Tentu saja, kata pertama-tama berkaitan dengan arti leksikal kata itu sendiri. Arti leksikal kata direkam, dibakukan, dan diakui oleh kamus. Kata dan artinya terus berkembang, bertambah, dan berubah di kalangan penggunanya dari waktu ke waktu. Tugas kamus adalah merekam, membakukan, dan mengakui kata berikut artinya yang berkembang di kalangan penggunanya. Itu sebabnya, setiap kali orang ingin mengetahui arti kata, dia akan membuka kamus —seperti dilakukan banyak orang saat heboh kata mudik dan pulang kampung tempo hari itu. Di situlah memang terletak arti penting kamus.

Kamus tentu punya keterbatasan. Kamus tidak selalu sanggup membawa serta keunikan setiap kata, yakni asosiasi, konotasi, nuansa, dan rasa kata itu sendiri. Kamus juga tidak selalu sanggup membawa serta konteks sosial kata, apalagi norma moral, norma sosial, dan norma politik setiap kata. Lebih-lebih, norma sosial dan terutama norma politik relatif cepat berkembang atau berubah.

Tapi bagaimanapun, kamus yang baik sebisa mungkin berusaha membawa serta keunikan dan konteks sosial kata yang direkamnya. Itu antara lain dilakukan dengan memberikan contoh penggunaan kata dalam kalimat. Contoh biasanya diambil dari penggunaan kata itu sendiri oleh masyarakat, yakni dari korpus yang dikumpulkan dari para pengguna kata itu sendiri.
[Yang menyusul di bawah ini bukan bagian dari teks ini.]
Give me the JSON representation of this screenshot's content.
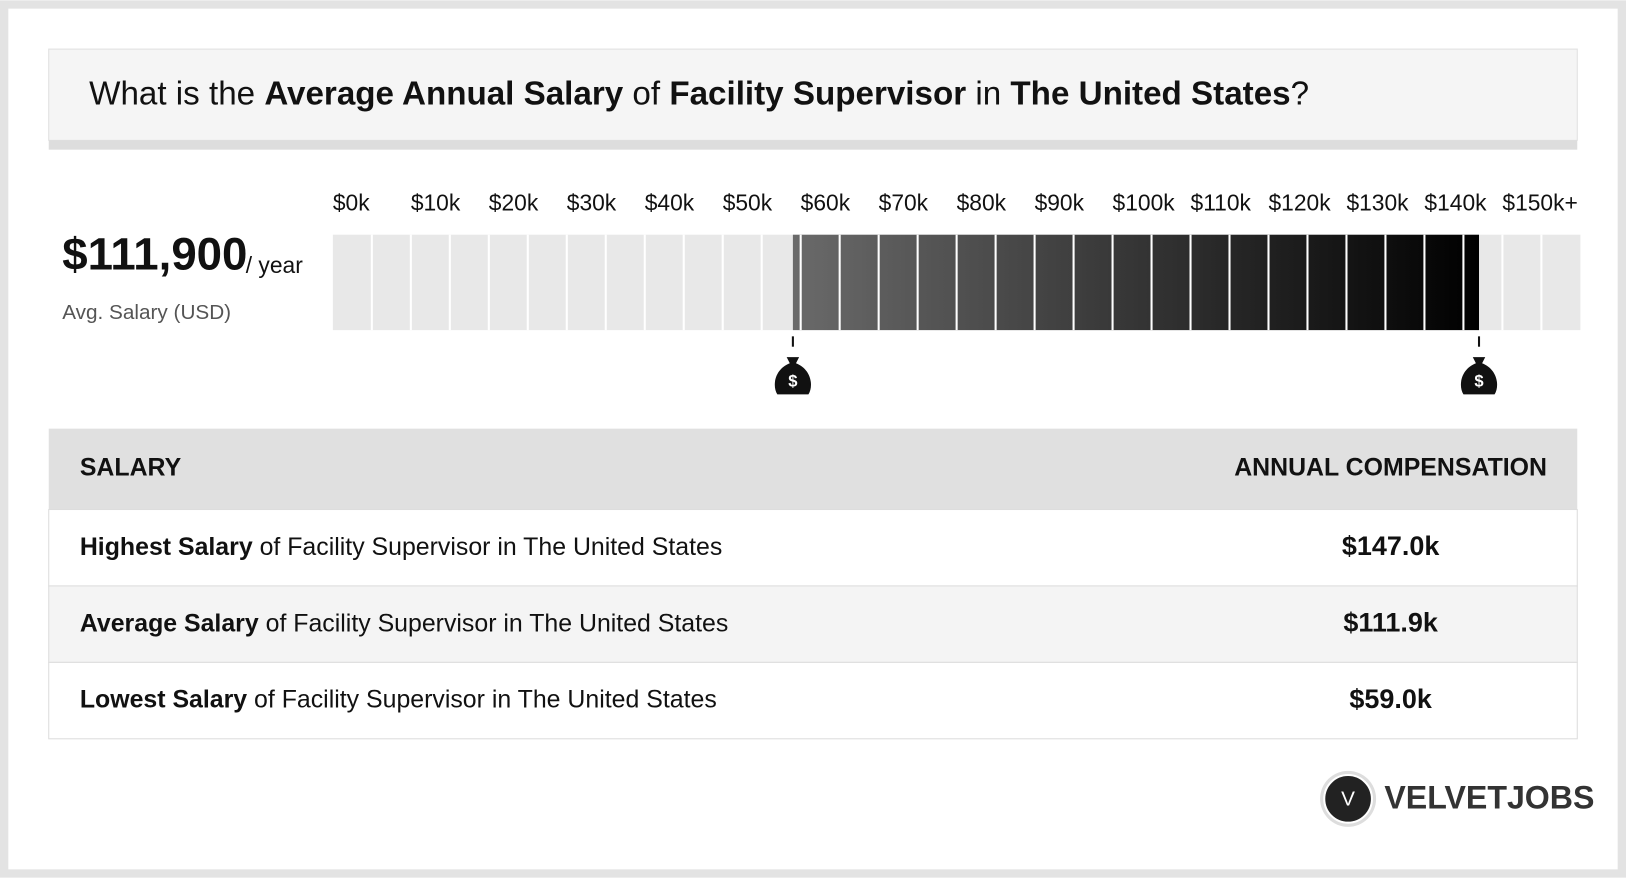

Maka, membaca kamus tak cukup hanya dengan membaca arti kata yang ingin diketahui, melainkan perlu pula membaca contoh penggunaan kata dalam kalimat yang diberikan kamus itu sendiri. Dengan cara itulah keunikan dan konteks sosial kata dapat diketahui —betapapun tidak selalu memuaskan. Keknya kita memang tidak pernah diajar cara menggunakan kamus dengan baik dan benar, sih.

Jadi, apakah mudik dan pulang kampung sinonim? Ya. Muradif. Tapi bukalah Kamus Besar Bahasa Indonesia (KBBI), yang saya kira paling panyak penggunanya, dan jangan lupa membaca contoh penggunaan dua kata itu dalam kalimat yang disediakan kamus tersebut —agar Anda tidak menganggap kamus sudah mati. Untuk kata mudik, KBBI memberikan contoh kalimat ini: ­Seminggu menjelang Lebaran sudah banyak orang yang mudik. Sementara, untuk pulang kampung, KBBI memberikan contoh ini: Dia pulang kampung setelah tidak lagi bekerja di kota.

Contoh penggunaan dua kata itu dalam kalimat, merupakan keunikan dan konteks sosial dua kata itu masing-masing. Benar bahwa mudik dan pulang kampung bermuradif alias bersinonim, tapi keunikan dan konteks sosial keduanya berbeda. Maka, meskipun muradif, mudik tidak bisa disamakan begitu saja dengan pulang kampung, sebagaimana tadi: aku tidak bisa disamakan begitu saja dengan saya.

Sebenarnya Anda ingin mudik atau pulang kampung sih? Ya terserah anda lah, mau mengikuti keunikan dan konteks sosial dua kata itu masing-masing atau tidak. Secara linguistik, begitu aja sik.

Tapi mudik dan pulang kampung sama-sama berbahaya di musim wabah Covid-19 ini.